If I was to meet this young Ukrainian girl and her mother, I would ask if I can hug them, give them love and strength. I would ask if they’re okay and invite them in my home if I can. I would do the same with anyone I meet because there is no point in refusing to meet the other. There is no need to hate so much that we can’t empathize – that we kill, in the name of the absence of empathy. We are going to have to get used to welcoming more and more refugees in France and the world will begin to see a wave of political exiles from more and more countries in the world.
I cannot help but think about the on-going war against Palestine and its people and the complexity of the weeds of a symbolic and physical violence that is so hard to understand it’s easier to close our eyes. Thinking about a war in Europe forces us to think about the other wars elsewhere, the presence of the French and American armies in every strategic places in the world, the murderous intricacies of oil commerce and the proximity of military conflicts in the zones where oil is taken.
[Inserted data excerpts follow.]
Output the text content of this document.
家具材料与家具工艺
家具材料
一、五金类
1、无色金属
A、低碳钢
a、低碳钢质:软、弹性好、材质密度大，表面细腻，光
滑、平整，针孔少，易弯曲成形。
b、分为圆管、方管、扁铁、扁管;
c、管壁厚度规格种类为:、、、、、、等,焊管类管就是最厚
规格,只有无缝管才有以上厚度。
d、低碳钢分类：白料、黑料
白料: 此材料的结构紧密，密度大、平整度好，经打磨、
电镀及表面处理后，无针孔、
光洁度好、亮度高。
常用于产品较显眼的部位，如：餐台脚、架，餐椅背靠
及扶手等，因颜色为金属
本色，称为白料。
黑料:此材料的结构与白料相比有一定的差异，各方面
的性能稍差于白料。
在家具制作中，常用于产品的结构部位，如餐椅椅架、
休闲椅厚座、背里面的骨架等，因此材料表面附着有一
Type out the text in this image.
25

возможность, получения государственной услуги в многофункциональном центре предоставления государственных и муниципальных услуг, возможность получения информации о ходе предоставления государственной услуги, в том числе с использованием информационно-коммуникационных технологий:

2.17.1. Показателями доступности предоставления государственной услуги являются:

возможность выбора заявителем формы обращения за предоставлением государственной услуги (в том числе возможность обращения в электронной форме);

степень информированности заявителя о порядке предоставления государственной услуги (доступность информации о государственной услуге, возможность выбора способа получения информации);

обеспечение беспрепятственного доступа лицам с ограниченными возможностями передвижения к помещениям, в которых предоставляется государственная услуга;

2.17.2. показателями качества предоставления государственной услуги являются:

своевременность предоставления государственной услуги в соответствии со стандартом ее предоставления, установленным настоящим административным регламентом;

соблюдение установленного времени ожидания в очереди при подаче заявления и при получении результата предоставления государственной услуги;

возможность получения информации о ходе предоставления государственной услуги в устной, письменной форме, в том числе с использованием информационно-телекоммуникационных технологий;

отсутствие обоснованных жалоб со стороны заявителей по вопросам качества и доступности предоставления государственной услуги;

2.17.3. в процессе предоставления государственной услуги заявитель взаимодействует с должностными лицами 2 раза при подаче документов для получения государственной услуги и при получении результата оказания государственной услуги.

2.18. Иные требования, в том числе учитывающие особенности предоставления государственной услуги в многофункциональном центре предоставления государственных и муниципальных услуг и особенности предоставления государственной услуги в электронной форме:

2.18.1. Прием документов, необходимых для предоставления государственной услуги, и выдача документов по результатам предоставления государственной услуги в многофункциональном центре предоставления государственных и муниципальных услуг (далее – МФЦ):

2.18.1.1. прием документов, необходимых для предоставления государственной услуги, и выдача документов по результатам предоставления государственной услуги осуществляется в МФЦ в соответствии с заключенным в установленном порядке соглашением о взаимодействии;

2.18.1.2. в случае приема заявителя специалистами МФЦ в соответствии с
There are also wars declared but not acknowledged : the war on women, the war on indigenous people and the war on the planet, the two oldest genocides. In France, in 2022, already 15 women were officially murdered. On those 15 murderers, only 1% will be judged and sanctioned to prison. Whilst we are trying to formulate reforms to abolish the carceral system, it is hard to envision this happening whilst one the biggest country in the world is right now trying to invade all of the ex-USSR countries starting by Ukraine justified by a history of russian anexation on Ukrainian territory (Donbas and Crimea). This imperialist policy of colonization by force is feeding on fear and acting through concrete actions – military or economical. Invading the thoughts, ideas, bodies, organizations, territories, invading to Ukrainian government as a ghost that eats everything on its path. The war in Ukraine was an asleep snake, awaken by enough time spent stabilizing a strenght by one of the most dangerous head of state alive right now : Vladimir Putin. The war in Ukraine is also the cold executive order of a dictator. Around him, for afar but not so much, Turkey and China. Holding guns and oil, they make Russia stronger and more able to unravel it evil plan. No avengers will come, no superheroes, just regular people remembering that there is never ever a good reason to invade, kill and separate people. Today we have to recall that being anti-war and anti-imperialist is not something of the past and that our local struggles are linked to the international burdens. We are all linked by history yes, but also by capitalism trying to take us down, one by one, tools, things, numbers.
If we condemn Vladimir Putin, then we have to set our tables straight and accuse all the dictators and leaders who abuse their powers on the people and on the land. The abusers are those who pretend to help and then rob later, the one that let their people be killed, racists free-fleeing in the police forces, rapists running around, poor people deprived of their dignity. When I talk about the feminicides in France I do so to insist on the fact that there are more than one priority and more than one fight. This war reminds me of the fight I choose to embark on years again as I began to call myself a feminist.
I would never say to a woman to smile, but to all I will now ask of us to embrace fully our anger and that we allow this anger to form in a devilish smile because it is time to act from it, to let it flow and show them that we too have weapons. We are everywhere in society, we are visible or we are hidden but we are here. The word-of-mouth is the fastest way of communication, the only one that lets the ear be truly itself : you hear and then you create an opinion. If you ever have doubts, then ask, interrogate the state of things, the facts, what you think is true and what doubt is. Don’t be at war with yourself, be at war with those who aggress and limit you, be burning so that together, we may be born again.
Right now, in my hands writing, Marseille is burning.